Pooled analysis of radiation hybrids identifies loci for growth and drug action in mammalian cells

Abstract

Genetic screens in mammalian cells commonly focus on loss-of-function approaches. To evaluate the phenotypic consequences of extra gene copies, we used bulk segregant analysis (BSA) of radiation hybrid (RH) cells. We constructed six pools of RH cells, each consisting of ∼2500 independent clones, and placed the pools under selection in media with or without paclitaxel. Low pass sequencing identified 859 growth loci, 38 paclitaxel loci, 62 interaction loci, and three loci for mitochondrial abundance at genome-wide significance. Resolution was measured as ∼30 kb, close to single-gene. Divergent properties were displayed by the RH-BSA growth genes compared to those from loss-of-function screens, refuting the balance hypothesis. In addition, enhanced retention of human centromeres in the RH pools suggests a new approach to functional dissection of these chromosomal elements. Pooled analysis of RH cells showed high power and resolution and should be a useful addition to the mammalian genetic toolkit.

Figure 1.

Creating the RH pools.

Figure 2.

Genome copy number in the RH pools. (A) Hamster copy number deduced from reads in the A23 cells, normalized to a mean value of 1. (B) Hamster copy number averaged across the six RH pools. (C) Human copy number in the HEK293 cells. (D) Human DNA copy number (retention) averaged across the six RH pools. TK1 assigned retention of 1. (E) Increased retention of human centromere on Chromosome 2. (F) Increased retention of human centromere and TK1 on Chromosome 17.

Figure 3.

Copy number changes at week 4. (A) Hamster genome, growth at week 4 compared to week 0; 0 nM paclitaxel. (B) Human genome, growth at week 4 compared to week 0; 0 nM paclitaxel. (C) Hamster genome, 75 nM paclitaxel compared to 0 nM paclitaxel; week 4. (D) Human genome, 75 nM paclitaxel compared to 0 nM paclitaxel; week 4. Changes on log₂ scale averaged across the six RH pools.

Figure 4.

Loci for average conditional effects of growth and paclitaxel. (A) Significance values for growth. (B) Significance values for paclitaxel. Red dotted line, permutation significance threshold.

Figure 5.

Close up views of growth loci. (A) Chromosome 1. (B) Chromosome 3. (C) Chromosome 16. (D) Sequence read changes on log₂ scale for six significant growth loci. Colored lines, best fit. Gray bands, 95% confidence intervals. (E) Locus for CTTNBP2 on Chromosome 7. (F) Locus for MCTP2 on Chromosome 15. Horizontal red and black lines, permutation significance thresholds.

Figure 6.

RH growth genes. (A) RH growth genes (RH+) have weaker CRISPR effects (Hart et al. 2015) than nongrowth RH genes (RH−). (BF) Bayes factor for growth effects in each cell line, P-values shown above comparisons. (B) Mean number of cell lines with a CRISPR hit is lower for RH growth genes. (C) Lack of overlap between RH and CRISPR growth genes in HCT116 cells.
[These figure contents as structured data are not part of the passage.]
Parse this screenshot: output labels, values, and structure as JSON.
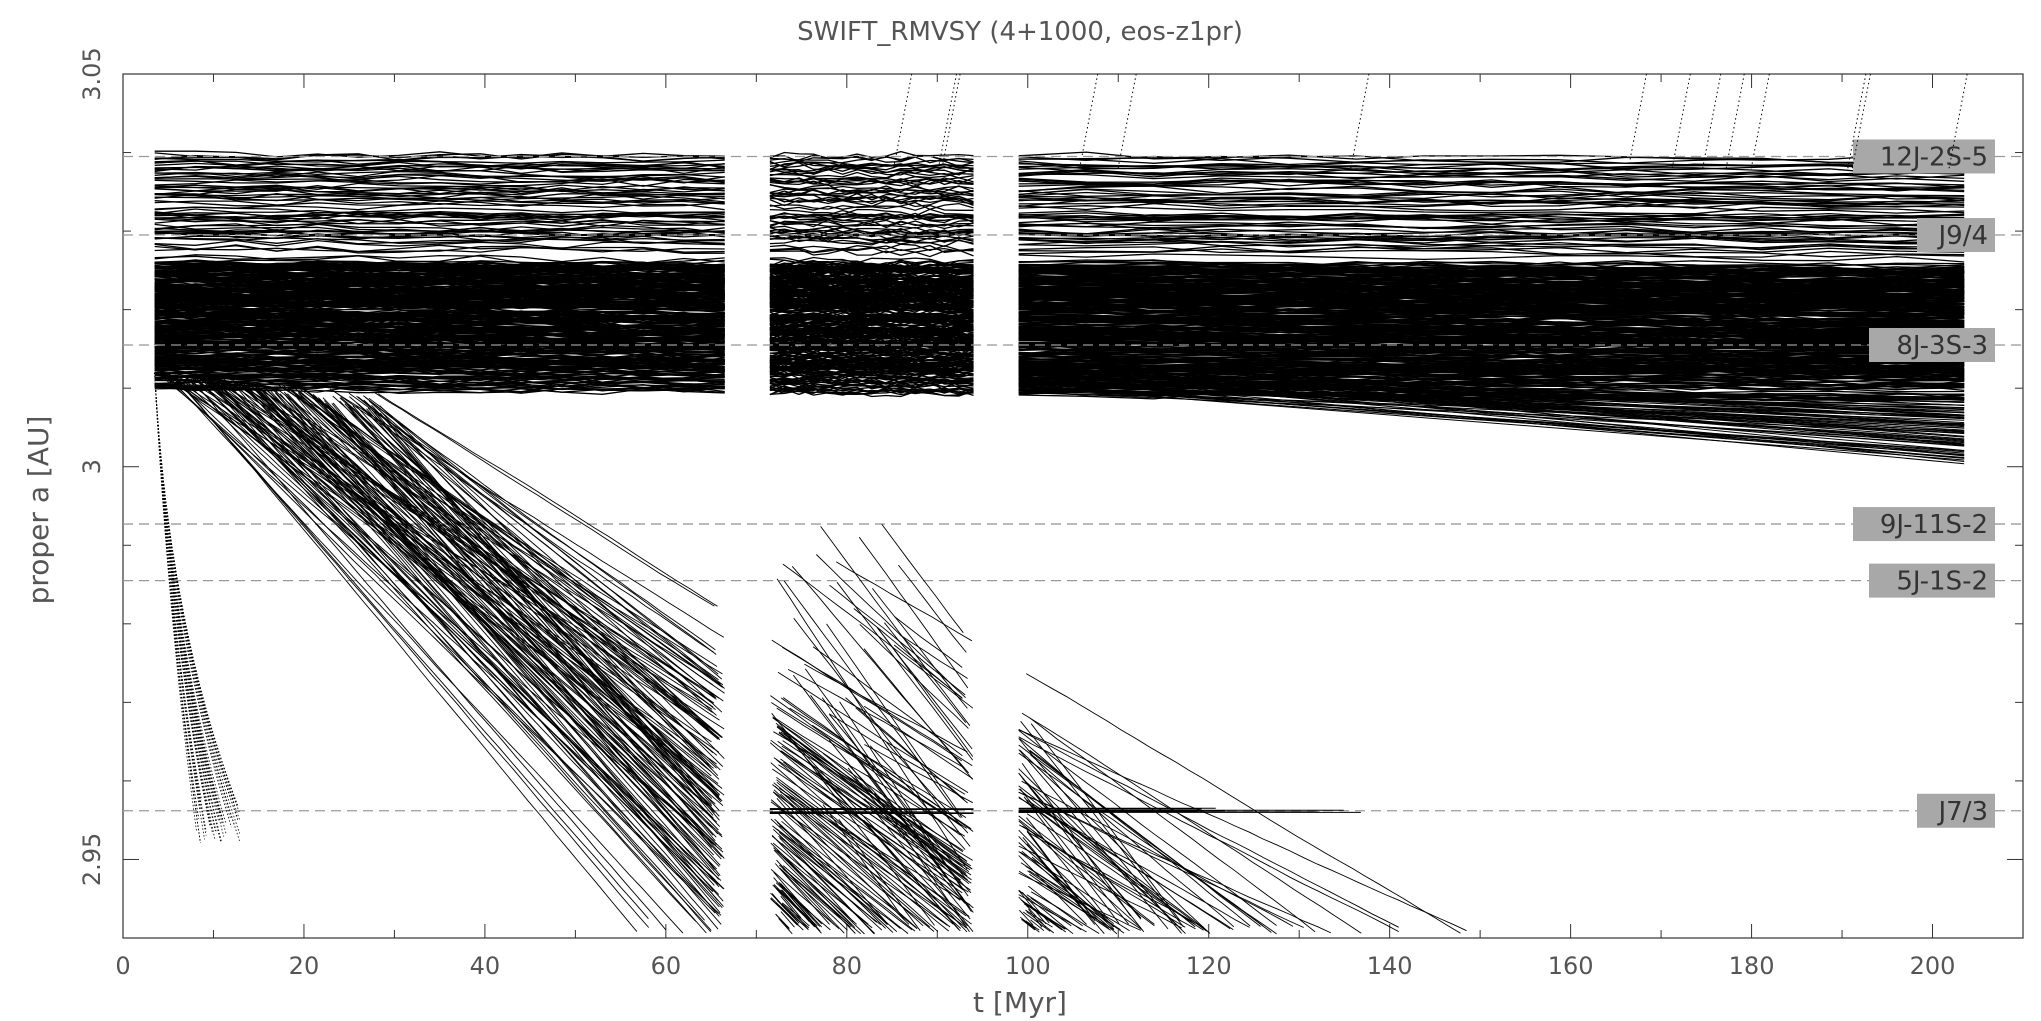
{
  "chart_data": {
    "type": "line",
    "title": "SWIFT_RMVSY (4+1000, eos-z1pr)",
    "xlabel": "t [Myr]",
    "ylabel": "proper a [AU]",
    "xlim": [
      0,
      210
    ],
    "ylim": [
      2.94,
      3.05
    ],
    "xticks": [
      0,
      20,
      40,
      60,
      80,
      100,
      120,
      140,
      160,
      180,
      200
    ],
    "yticks": [
      2.95,
      3,
      3.05
    ],
    "ytick_labels": [
      "2.95",
      "3",
      "3.05"
    ],
    "resonances": [
      {
        "label": "12J-2S-5",
        "a": 3.0395
      },
      {
        "label": "J9/4",
        "a": 3.0295
      },
      {
        "label": "8J-3S-3",
        "a": 3.0155
      },
      {
        "label": "9J-11S-2",
        "a": 2.9927
      },
      {
        "label": "5J-1S-2",
        "a": 2.9855
      },
      {
        "label": "J7/3",
        "a": 2.9562
      }
    ],
    "segments": [
      {
        "t_start": 3.5,
        "t_end": 66.5
      },
      {
        "t_start": 71.5,
        "t_end": 94
      },
      {
        "t_start": 99,
        "t_end": 203.5
      }
    ],
    "stable_band": {
      "a_min": 3.0,
      "a_max": 3.04,
      "dense_min": 3.012,
      "dense_max": 3.026
    },
    "drifting_groups": [
      {
        "description": "fast drift from 3.012",
        "t0": 3.5,
        "a0": 3.012,
        "slope_range": [
          -0.0014,
          -0.0007
        ]
      },
      {
        "description": "steep early drift",
        "t0": 3.5,
        "a0": 3.012,
        "a_end": 2.952,
        "t_end_range": [
          8,
          13
        ]
      }
    ],
    "series": [
      {
        "values": [
          [
            3.5,
            3.039
          ],
          [
            66.5,
            3.039
          ],
          [
            71.5,
            3.039
          ],
          [
            94,
            3.039
          ],
          [
            99,
            3.039
          ],
          [
            203.5,
            3.039
          ]
        ]
      },
      {
        "values": [
          [
            3.5,
            3.029
          ],
          [
            66.5,
            3.029
          ],
          [
            71.5,
            3.029
          ],
          [
            94,
            3.029
          ],
          [
            99,
            3.029
          ],
          [
            203.5,
            3.029
          ]
        ]
      },
      {
        "values": [
          [
            3.5,
            3.012
          ],
          [
            66.5,
            3.009
          ],
          [
            71.5,
            3.009
          ],
          [
            94,
            3.009
          ],
          [
            99,
            3.009
          ],
          [
            203.5,
            3.0
          ]
        ]
      }
    ]
  }
}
Abscissa shows threshold BF used to calculate overlap. (D) CRISPR scores (CS) for growth effects (Wang et al. 2015) multiplied by −1, so that higher scores mean stronger effects. (E) Lack of overlap between RH and CRISPR growth genes in KBM7 cells. (F) RH growth genes show weaker CRISPRi, but not CRISPRa, effects (−γ) in K562 cells (Gilbert et al. 2014). (G) RH growth genes have increased numbers of low-confidence protein–protein interactions and decreased numbers of high-confidence interactions. Score threshold (abscissa) is a measure of confidence. (H) Number of protein–protein interactions at most significant low-confidence score threshold (160) and most significant high-confidence threshold (995). (I) RH coding region growth genes have decreased expression compared to nongrowth genes in microarray data from a human RH panel. (J) Coding region (cr) RH growth genes have decreased expression compared to cr nongrowth genes in GTEx RNA-seq data from substantia nigra. (K) Noncoding (nc) RH growth and nongrowth genes show no significant expression differences in substantia nigra. (L) Decreased number of human paralogs (duplicates) for RH growth genes. P-values, Welch's two-sample t-test except in C and E, Fisher's exact test. (FDR) False discovery rate (Benjamini and Hochberg 1995). Transcripts per million (TPM) thresholded at ≥5.